6. Long-term unemployment
An issue that arises in each downturn is whether, when, and how to provide extended unemployment insurance (UI) to the long-term unemployed, that is, those who have been jobless for 27 weeks or more. The logic is that in a downturn those who do not find jobs are facing unusual problems because of the pervasive weakness in the job market, and thus need further income support. The federal government has provided extended unemployment insurance benefits in every recession since the 1970s, but Congress usually waits too long, letting unemployment, and especially long-term unemployment, rise substantially before it acts. The 2001 recession actually ended before Congress managed to extend benefits.2 As of this February, there were already about the same number of long-term unemployed—1.3 million—as in March 2002 when Congress finally extended unemployment compensation.

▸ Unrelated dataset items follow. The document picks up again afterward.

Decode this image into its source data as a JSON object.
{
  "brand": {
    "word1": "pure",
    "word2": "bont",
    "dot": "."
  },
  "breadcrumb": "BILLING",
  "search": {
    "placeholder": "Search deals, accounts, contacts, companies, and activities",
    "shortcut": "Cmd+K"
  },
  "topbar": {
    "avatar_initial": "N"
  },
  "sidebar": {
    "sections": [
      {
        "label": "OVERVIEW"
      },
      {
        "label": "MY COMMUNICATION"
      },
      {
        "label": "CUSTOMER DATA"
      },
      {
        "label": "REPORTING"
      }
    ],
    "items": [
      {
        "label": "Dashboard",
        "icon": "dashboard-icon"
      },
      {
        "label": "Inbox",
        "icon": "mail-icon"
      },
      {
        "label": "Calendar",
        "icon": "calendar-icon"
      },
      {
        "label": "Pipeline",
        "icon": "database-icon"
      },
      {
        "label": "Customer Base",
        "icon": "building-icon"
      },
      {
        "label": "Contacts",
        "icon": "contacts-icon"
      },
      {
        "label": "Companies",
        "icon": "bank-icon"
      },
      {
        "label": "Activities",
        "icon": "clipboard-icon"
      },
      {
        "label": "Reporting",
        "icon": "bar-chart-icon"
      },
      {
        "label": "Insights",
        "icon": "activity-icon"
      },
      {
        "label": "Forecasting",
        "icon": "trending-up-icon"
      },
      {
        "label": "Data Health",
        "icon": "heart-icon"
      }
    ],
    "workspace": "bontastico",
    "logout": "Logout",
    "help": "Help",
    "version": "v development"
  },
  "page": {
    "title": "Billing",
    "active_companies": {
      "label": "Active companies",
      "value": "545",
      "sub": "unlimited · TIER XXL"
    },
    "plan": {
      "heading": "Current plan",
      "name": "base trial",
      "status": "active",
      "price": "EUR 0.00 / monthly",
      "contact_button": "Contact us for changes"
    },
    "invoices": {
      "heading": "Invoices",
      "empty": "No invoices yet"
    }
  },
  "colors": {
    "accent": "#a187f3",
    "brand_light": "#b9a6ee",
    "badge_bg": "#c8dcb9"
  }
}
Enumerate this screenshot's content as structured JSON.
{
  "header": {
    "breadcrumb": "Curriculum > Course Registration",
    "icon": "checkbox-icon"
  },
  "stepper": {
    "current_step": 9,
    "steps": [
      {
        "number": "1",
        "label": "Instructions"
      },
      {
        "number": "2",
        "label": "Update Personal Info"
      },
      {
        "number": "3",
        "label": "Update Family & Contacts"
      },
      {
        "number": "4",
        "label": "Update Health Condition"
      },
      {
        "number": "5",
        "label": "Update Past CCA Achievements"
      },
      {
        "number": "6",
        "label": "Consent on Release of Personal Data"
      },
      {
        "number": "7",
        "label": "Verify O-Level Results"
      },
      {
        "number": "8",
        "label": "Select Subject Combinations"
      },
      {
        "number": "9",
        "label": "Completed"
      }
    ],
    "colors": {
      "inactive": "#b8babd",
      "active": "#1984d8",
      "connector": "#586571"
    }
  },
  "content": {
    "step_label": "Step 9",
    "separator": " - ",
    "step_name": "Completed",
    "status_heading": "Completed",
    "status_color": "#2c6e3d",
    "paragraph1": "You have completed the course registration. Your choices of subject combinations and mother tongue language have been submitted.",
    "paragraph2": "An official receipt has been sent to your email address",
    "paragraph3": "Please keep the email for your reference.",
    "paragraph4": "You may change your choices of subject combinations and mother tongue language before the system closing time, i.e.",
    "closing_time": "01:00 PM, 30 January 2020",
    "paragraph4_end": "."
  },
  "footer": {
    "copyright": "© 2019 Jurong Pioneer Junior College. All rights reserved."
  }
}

Appendix: Calculating the jobs
needed to prevent a rising unemployment rate

To come up with the “steady-state” number of payroll jobs needed to keep the unemployment rate stable, we used as our benchmarks the labor force participation rates and unemployment rate in the fourth quarter of 2007 (66% and 4.8%, respectively). The question is then: given population growth, how many jobs are needed to keep the unemployment rate at 4.8%?

We took the projected growth of the working age population—1.1% in 2008—from the most recent Social Security annual estimates. (We used the “intermediate” estimate; note that the Census 10-year projections yield the same rate.)

We then make one further, important adjustment. The labor force statistics used thus far in this exercise come from the household survey, but our benchmark should apply to the establishment survey. To adjust for this difference, we take advantage of the BLS publication [PDF] of household survey employment using the payroll survey definitions. For 2007, the ratio of payroll/household jobs was 95%, and we applied this adjustment factor to the household data to derive a payroll jobs number of 127,000 per month.

Specifically, a 1.1% growth of the working age population adds 2.554 million people. If the employment population rate remains at 62.8%, this implies an employment growth of 1.604 million (or 133,600 each month). If payroll growth were to be 95% of this household employment growth, it would need to be 127,000 per month.

Notes
1. Census data are available only through 2006, at which point the real median family income was about 2%, or about $1,000 below its 2000 level. Our forecast for 2007 finds that the difference, 2000-06, reduces to -1%.

2. Even though the official recession was over, it was good that Congress did extend benefits because unemployment continued to rise for many months. In fact, the period became commonly referred to as the “jobless recovery” due to the historically long time it took for the labor market to bounce back after the recession.